Por que isto acontece? Porque temos um cérebro instintivo cuja função é defender-nos das ameaças externas. Quando esse cérebro é ativado, por um perigo real ou não, é difícil de controla-lo, pois não depende de nossa escolha. Nosso psiquismo tenta, então, nos defender desse perigo que para ele é real e o pensamento passa a ser dominado por essa função instintiva.

O que devemos fazer quando isto acontece? Certamente, existem vários caminhos. Mas o ideal é libertar nosso pensamento das crenças distorcidas e devolve-lo ao comando certo: Ao comando do psiquismo consciente.

E como fazer isso?

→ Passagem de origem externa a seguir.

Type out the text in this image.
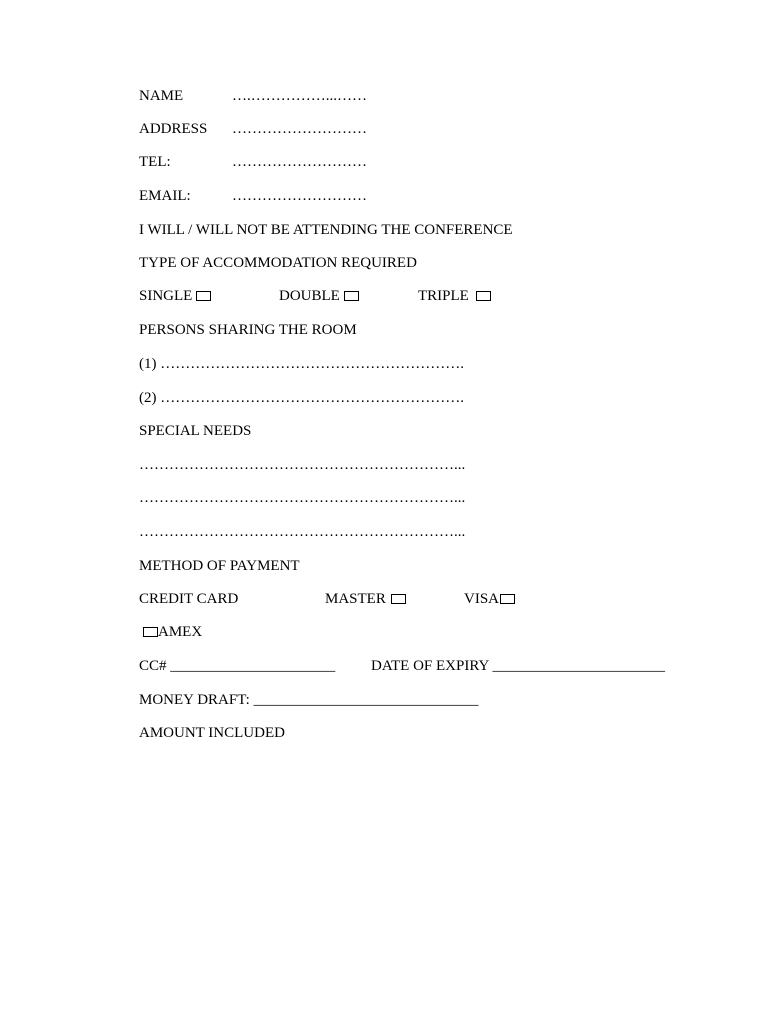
NAME	….……………...……
ADDRESS ………………………
TEL:	………………………
EMAIL:	………………………
I WILL / WILL NOT BE ATTENDING THE CONFERENCE
TYPE OF ACCOMMODATION REQUIRED
SINGLE	DOUBLE	TRIPLE
PERSONS SHARING THE ROOM
(1) …………………………………………………….
(2) …………………………………………………….
SPECIAL NEEDS
………………………………………………………...
………………………………………………………...
………………………………………………………...
METHOD OF PAYMENT
CREDIT CARD	MASTER	VISA
AMEX
CC# ______________________ DATE OF EXPIRY _______________________
MONEY DRAFT: ______________________________
AMOUNT INCLUDED
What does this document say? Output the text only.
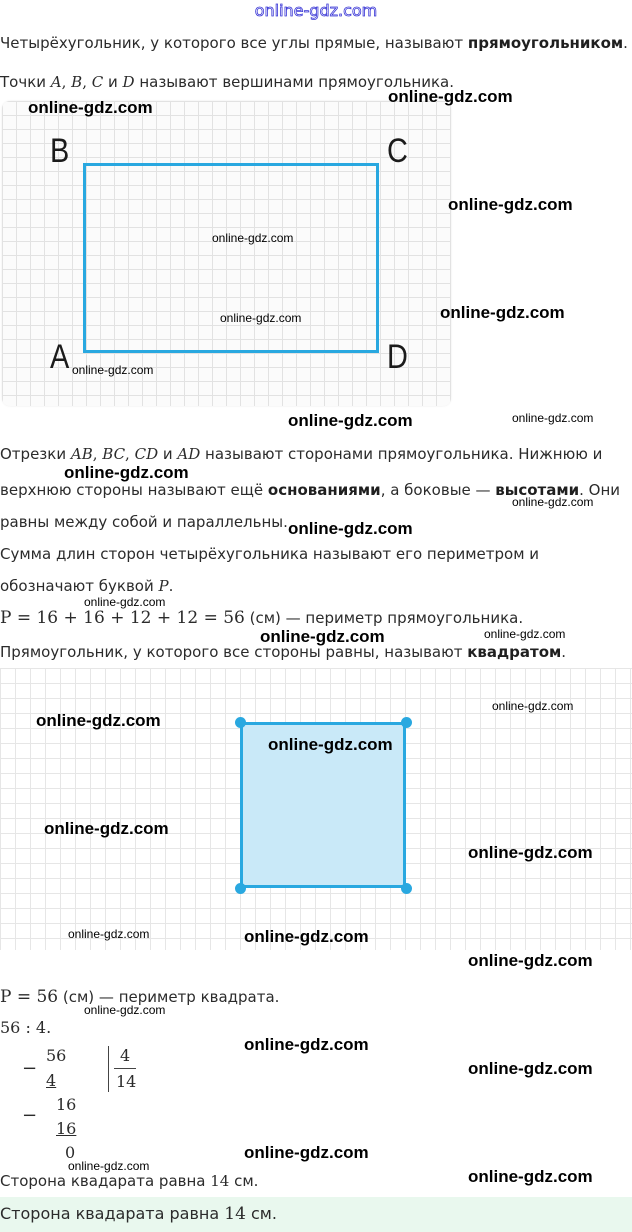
online-gdz.com
Четырёхугольник, у которого все углы прямые, называют прямоугольником.
Точки A, B, C и D называют вершинами прямоугольника.
B	C
A	D
Отрезки AB, BC, CD и AD называют сторонами прямоугольника. Нижнюю и
верхнюю стороны называют ещё основаниями, а боковые — высотами. Они
равны между собой и параллельны.
Сумма длин сторон четырёхугольника называют его периметром и
обозначают буквой P.
P = 16 + 16 + 12 + 12 = 56 (см) — периметр прямоугольника.
Прямоугольник, у которого все стороны равны, называют квадратом.
P = 56 (см) — периметр квадрата.
56 : 4.
−
56
4
4
14
−
16
16
0
Сторона квадарата равна 14 см.
Сторона квадарата равна 14 см.
online-gdz.com
online-gdz.com
online-gdz.com
online-gdz.com
online-gdz.com
online-gdz.com
online-gdz.com
online-gdz.com	online-gdz.com
online-gdz.com
online-gdz.com
online-gdz.com
online-gdz.com
online-gdz.com	online-gdz.com
online-gdz.com
online-gdz.com
online-gdz.com
online-gdz.com
online-gdz.com
online-gdz.com	online-gdz.com
online-gdz.com
online-gdz.com
online-gdz.com
online-gdz.com
online-gdz.com
online-gdz.com
online-gdz.com
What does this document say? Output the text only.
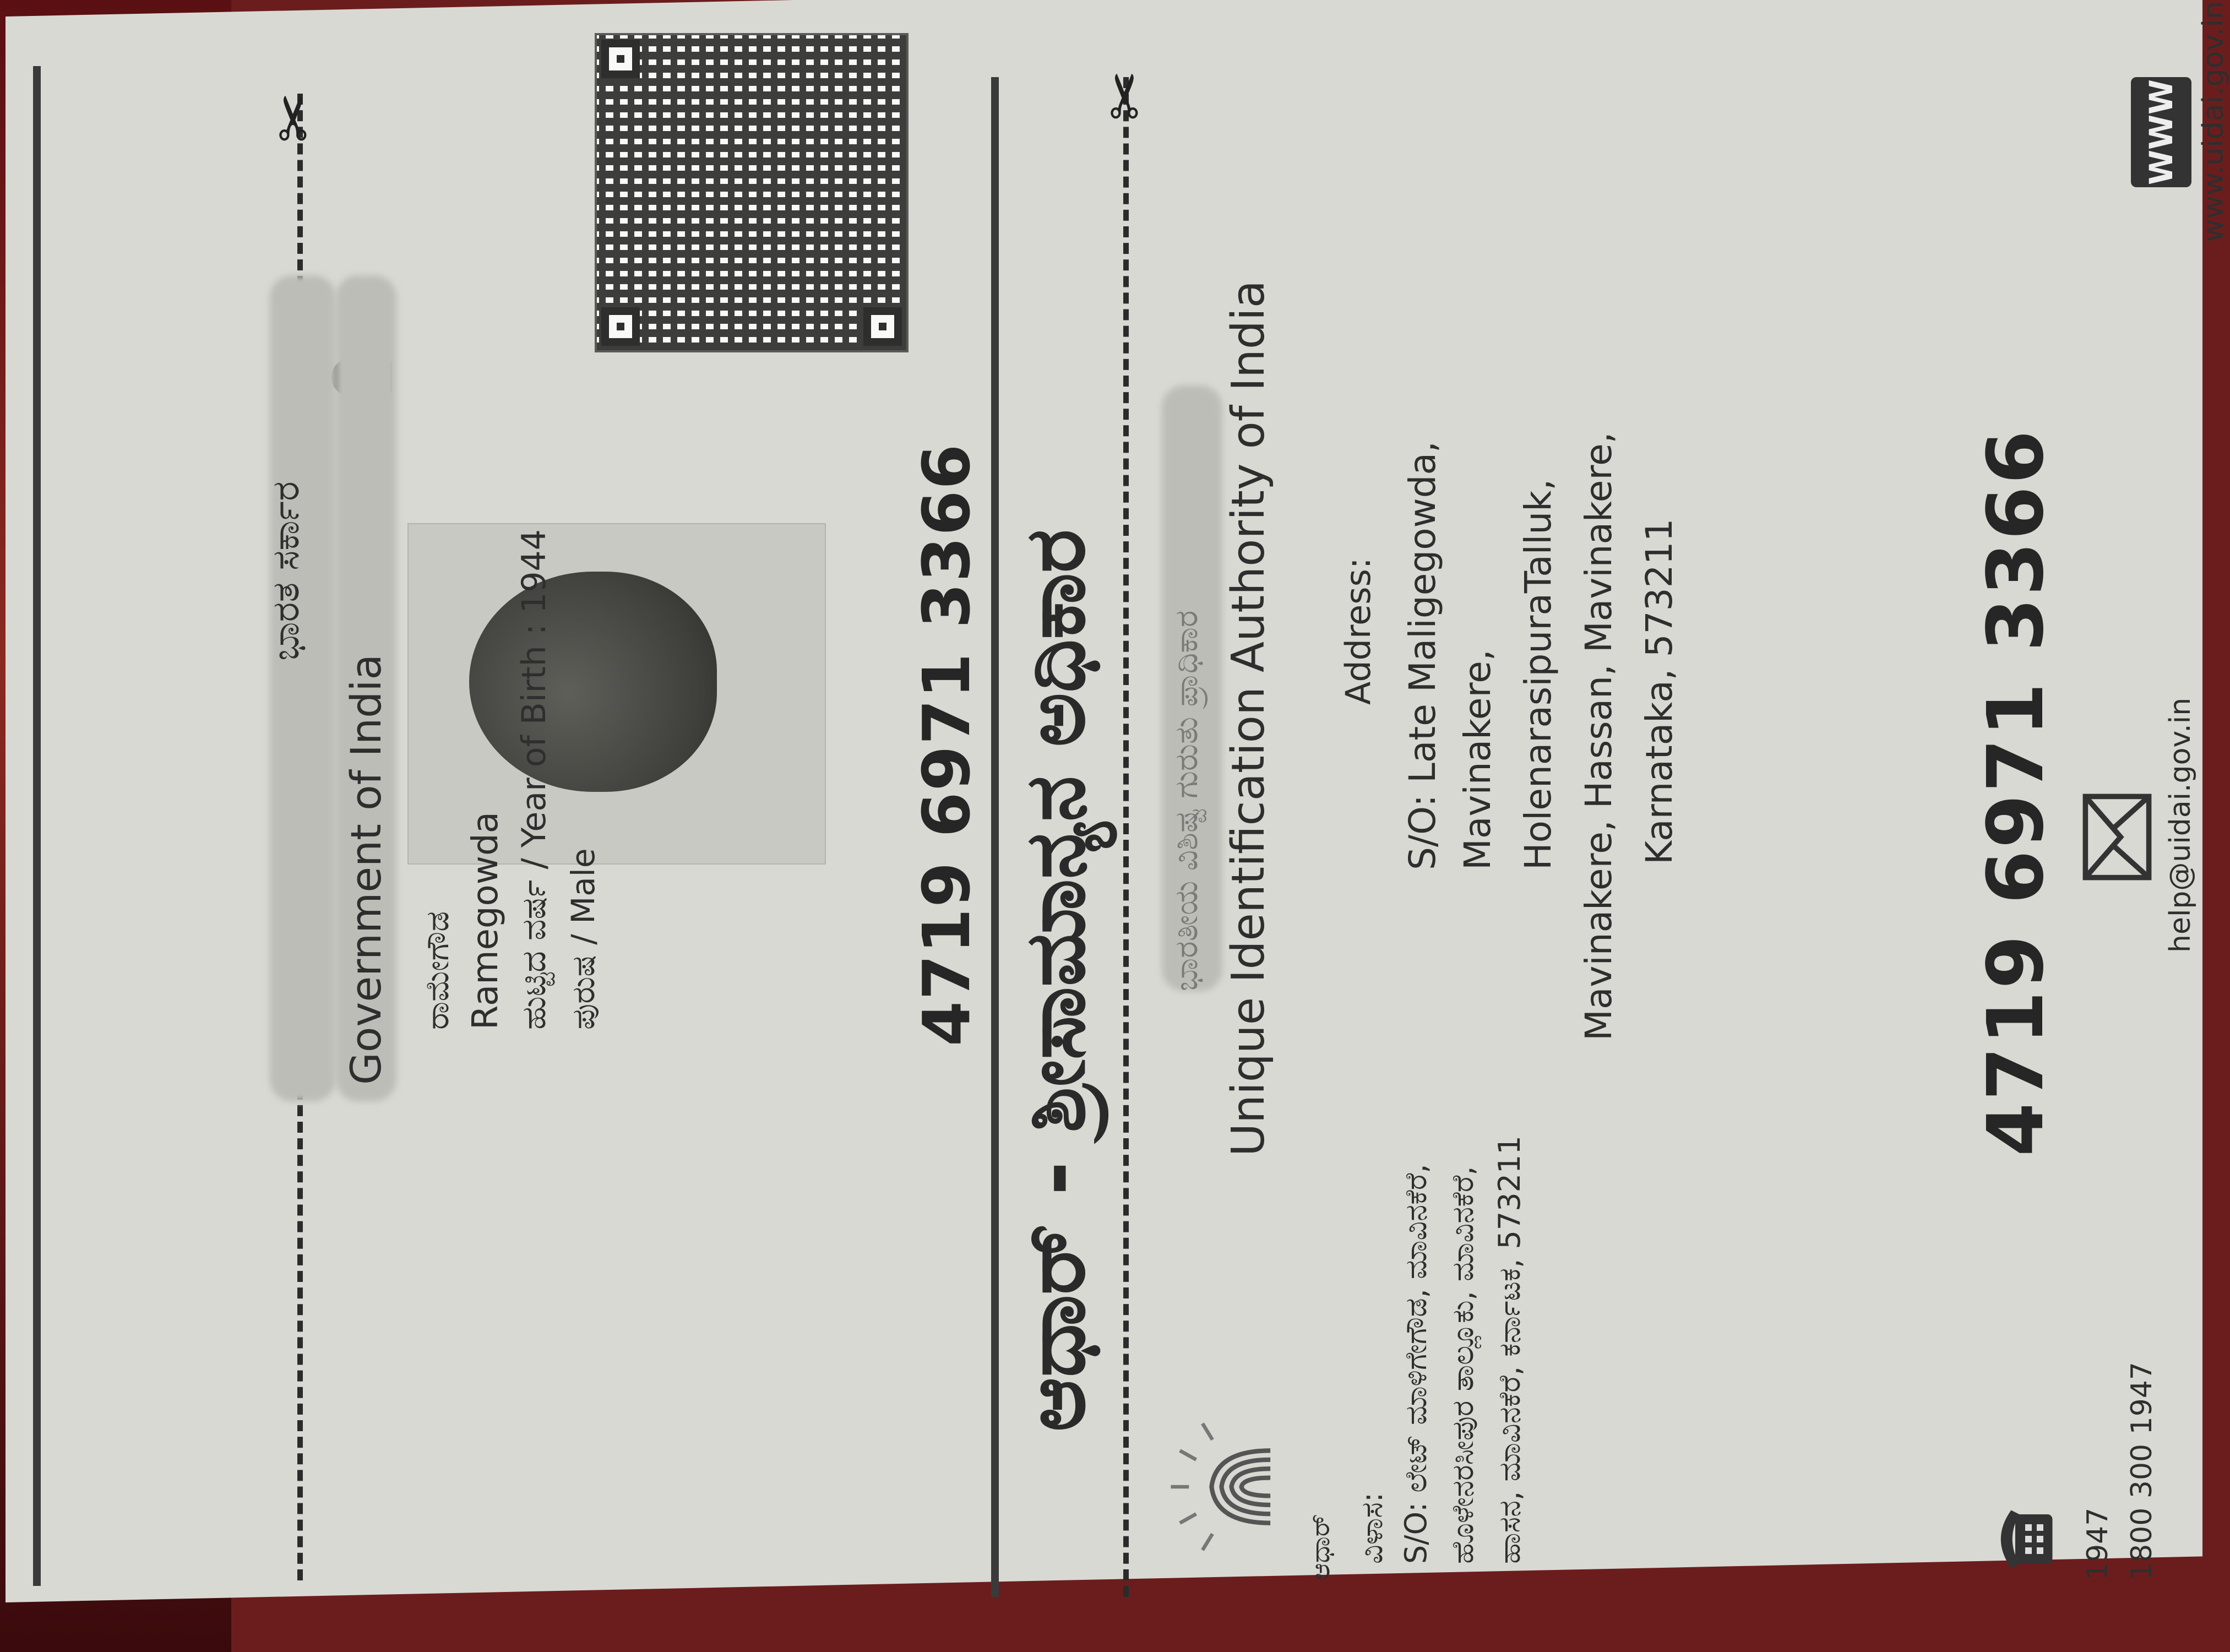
✂
ಭಾರತ ಸರ್ಕಾರ
Government of India ರಾಮೇಗೌಡ Ramegowda ಹುಟ್ಟಿದ ವರ್ಷ / Year of Birth : 1944 ಪುರುಷ / Male	4719 6971 3366 ಆಧಾರ್ - ಶ್ರೀಸಾಮಾನ್ಯನ ಅಧಿಕಾರ
✂
ಭಾರತೀಯ ವಿಶಿಷ್ಟ ಗುರುತು ಪ್ರಾಧಿಕಾರ Unique Identification Authority of India
ಆಧಾರ್ ವಿಳಾಸ: S/O: ಲೇಟ್ ಮಾಳಿಗೇಗೌಡ, ಮಾವಿನಕೆರೆ, ಹೊಳೇನರಸೀಪುರ ತಾಲ್ಲೂಕು, ಮಾವಿನಕೆರೆ, ಹಾಸನ, ಮಾವಿನಕೆರೆ, ಕರ್ನಾಟಕ, 573211
Address: S/O: Late Maligegowda, Mavinakere, HolenarasipuraTalluk, Mavinakere, Hassan, Mavinakere, Karnataka, 573211	4719 6971 3366
1947 1800 300 1947
help@uidai.gov.in
WWW www.uidai.gov.in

Submetendo todo pensamento a uma análise crítica para despotencializá-lo, ou posto de outra forma, cortar suas asas. Quando conseguimos explicar um fenômeno ele deixa de nos incomodar. As vezes é difícil fazer isto sozinho por isso o melhor remédio para curar um pensamento que ficou doente, é buscar ajuda de um psicólogo e a abordagem mais indicada é a abordagem comportamental cognitiva.